BYO. Bring Your Own (ossia “porta il tuo”), operazione che sottolinea l’estrema apertura del museo sardo, gode di un’ampia ed articolata selezione della Collezione Teseco, che in un dinamico allestimento consente letture trasversali e percorsi variabili, abbattendo i confini prestabiliti tra un’opera e l’altra. Nutrita la selezione di fotografie, che ruota intorno al tema del ritratto e dell’autoritratto: Francesco Vezzoli immortala la top model Veruska nell’atto di ricamare al tombolo la propria effige con vent’anni di meno, mentre Katharina Sieverding espone un doppio autoritratto, eseguito in momenti diversi. Affrontano il tema del doppio un giovane Luigi Ontani in travestimento nazista e Cindy Sherman nell’autoritratto mascherato, specchio dell’identità femminile.
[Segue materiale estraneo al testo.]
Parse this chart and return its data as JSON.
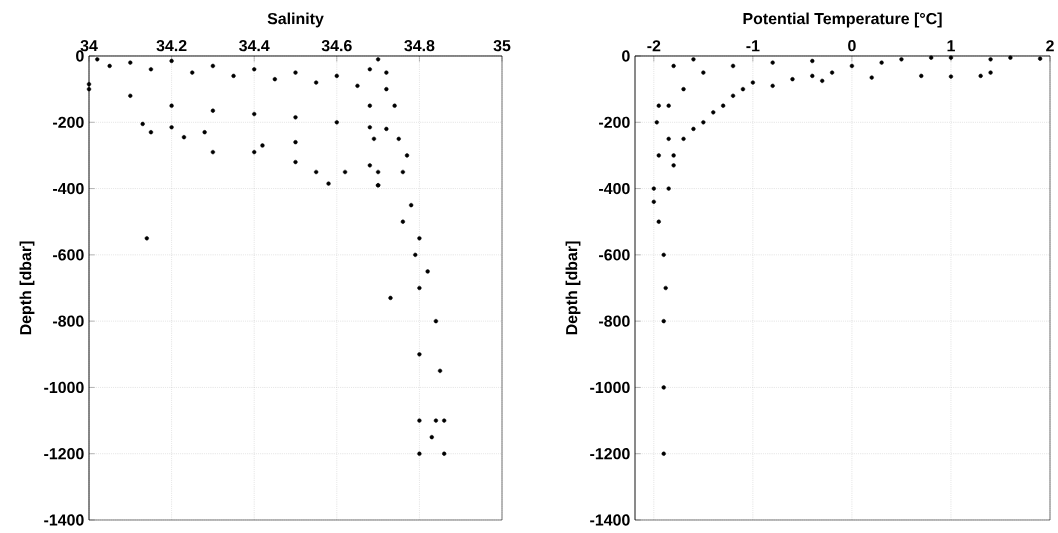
{
  "chart_data": [
    {
      "type": "scatter",
      "title": "Salinity",
      "ylabel": "Depth [dbar]",
      "xlim": [
        34,
        35
      ],
      "ylim": [
        -1400,
        0
      ],
      "xticks": [
        34,
        34.2,
        34.4,
        34.6,
        34.8,
        35
      ],
      "yticks": [
        0,
        -200,
        -400,
        -600,
        -800,
        -1000,
        -1200,
        -1400
      ],
      "grid": true,
      "color": "#000000",
      "x": [
        34.02,
        34.05,
        34.1,
        34.15,
        34.2,
        34.25,
        34.3,
        34.35,
        34.4,
        34.45,
        34.5,
        34.55,
        34.6,
        34.65,
        34.68,
        34.7,
        34.72,
        34.0,
        34.0,
        34.1,
        34.2,
        34.3,
        34.4,
        34.5,
        34.6,
        34.68,
        34.72,
        34.13,
        34.15,
        34.2,
        34.23,
        34.28,
        34.3,
        34.4,
        34.42,
        34.5,
        34.5,
        34.55,
        34.58,
        34.62,
        34.68,
        34.7,
        34.14,
        34.73,
        34.68,
        34.69,
        34.7,
        34.7,
        34.72,
        34.74,
        34.75,
        34.76,
        34.78,
        34.8,
        34.82,
        34.84,
        34.85,
        34.86,
        34.86,
        34.8,
        34.8,
        34.8,
        34.8,
        34.83,
        34.84,
        34.77,
        34.76,
        34.79
      ],
      "values": [
        -10,
        -30,
        -20,
        -40,
        -15,
        -50,
        -30,
        -60,
        -40,
        -70,
        -50,
        -80,
        -60,
        -90,
        -40,
        -10,
        -100,
        -85,
        -100,
        -120,
        -150,
        -165,
        -175,
        -185,
        -200,
        -215,
        -220,
        -205,
        -230,
        -215,
        -245,
        -230,
        -290,
        -290,
        -270,
        -260,
        -320,
        -350,
        -385,
        -350,
        -330,
        -390,
        -550,
        -730,
        -150,
        -250,
        -350,
        -390,
        -50,
        -150,
        -250,
        -350,
        -450,
        -550,
        -650,
        -800,
        -950,
        -1100,
        -1200,
        -700,
        -900,
        -1100,
        -1200,
        -1150,
        -1100,
        -300,
        -500,
        -600
      ]
    },
    {
      "type": "scatter",
      "title": "Potential Temperature [°C]",
      "ylabel": "Depth [dbar]",
      "xlim": [
        -2.19,
        2
      ],
      "ylim": [
        -1400,
        0
      ],
      "xticks": [
        -2,
        -1,
        0,
        1,
        2
      ],
      "yticks": [
        0,
        -200,
        -400,
        -600,
        -800,
        -1000,
        -1200,
        -1400
      ],
      "grid": true,
      "color": "#000000",
      "x": [
        -1.9,
        -1.9,
        -1.9,
        -1.88,
        -1.9,
        -1.95,
        -2.0,
        -2.0,
        -1.95,
        -1.97,
        -1.95,
        -1.85,
        -1.8,
        -1.8,
        -1.7,
        -1.6,
        -1.5,
        -1.4,
        -1.3,
        -1.2,
        -1.1,
        -1.0,
        -0.8,
        -0.6,
        -0.4,
        -0.2,
        0.0,
        0.3,
        0.5,
        0.8,
        1.0,
        1.4,
        1.6,
        1.9,
        1.4,
        1.3,
        1.0,
        0.7,
        0.2,
        -0.3,
        -1.5,
        -1.7,
        -1.8,
        -1.6,
        -1.2,
        -0.8,
        -0.4,
        -1.85,
        -1.85
      ],
      "values": [
        -1200,
        -1000,
        -800,
        -700,
        -600,
        -500,
        -440,
        -400,
        -300,
        -200,
        -150,
        -400,
        -330,
        -300,
        -250,
        -220,
        -200,
        -170,
        -150,
        -120,
        -100,
        -80,
        -90,
        -70,
        -60,
        -50,
        -30,
        -20,
        -10,
        -5,
        -5,
        -10,
        -5,
        -8,
        -50,
        -60,
        -62,
        -60,
        -65,
        -75,
        -50,
        -100,
        -30,
        -10,
        -30,
        -20,
        -15,
        -150,
        -250
      ]
    }
  ]
}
Dalle foto di una delle prime performance della Beecroft, con modelle in parrucca rossa, si passa alla gigantografia di Botto e Bruno, periferia immaginaria dove le strutture decontestualizzate e riassemblate sembrano tenere ai margini gli alter ego dei due artisti. Al confine tra fotografia e pittura si collocano le “accidentate” stampe di Wolfgang Tillmans, affiancate alle ambientazioni d’interni delle light box di Elisa Sighicelli, algidi ambienti dove nulla sembra familiare.
In forte antitesi con l’indagine sul genius loci di Alberto Garutti dedicata alla casa museo di Cordati. Ancora ritratti nella videoinstallazione di Candice Breitz, prodotti estrapolando frames bloccati e ripetuti all’infinito, a rimarcare la stereotipizzazione dello star system. Tra i video in mostra Without you I’m nothing di Botto e Bruno, che riflette la solitudine e lo spaesamento di un’infanzia ai margini della periferia, e You’ll never walk alone di Elisabetta Benassi, dedicato a Pier Paolo Pasolini e interpretato dall’artista coinvolta in un’improvvisata partita con un sosia del poeta. Dialogano con lo spazio l’acrobata di Juan Muñoz calato nella tromba delle scale, l’installazione di Chen Zen Voices of Migrators che, tra cultura orientale ed occidentale, affronta le problematiche del nomadismo, e l’operazione di Heimo Zobernig che intelaia tessuti trasparenti per sfondi televisivi e li sospende, nell’intento di ribaltare la funzione degli studi di registrazione.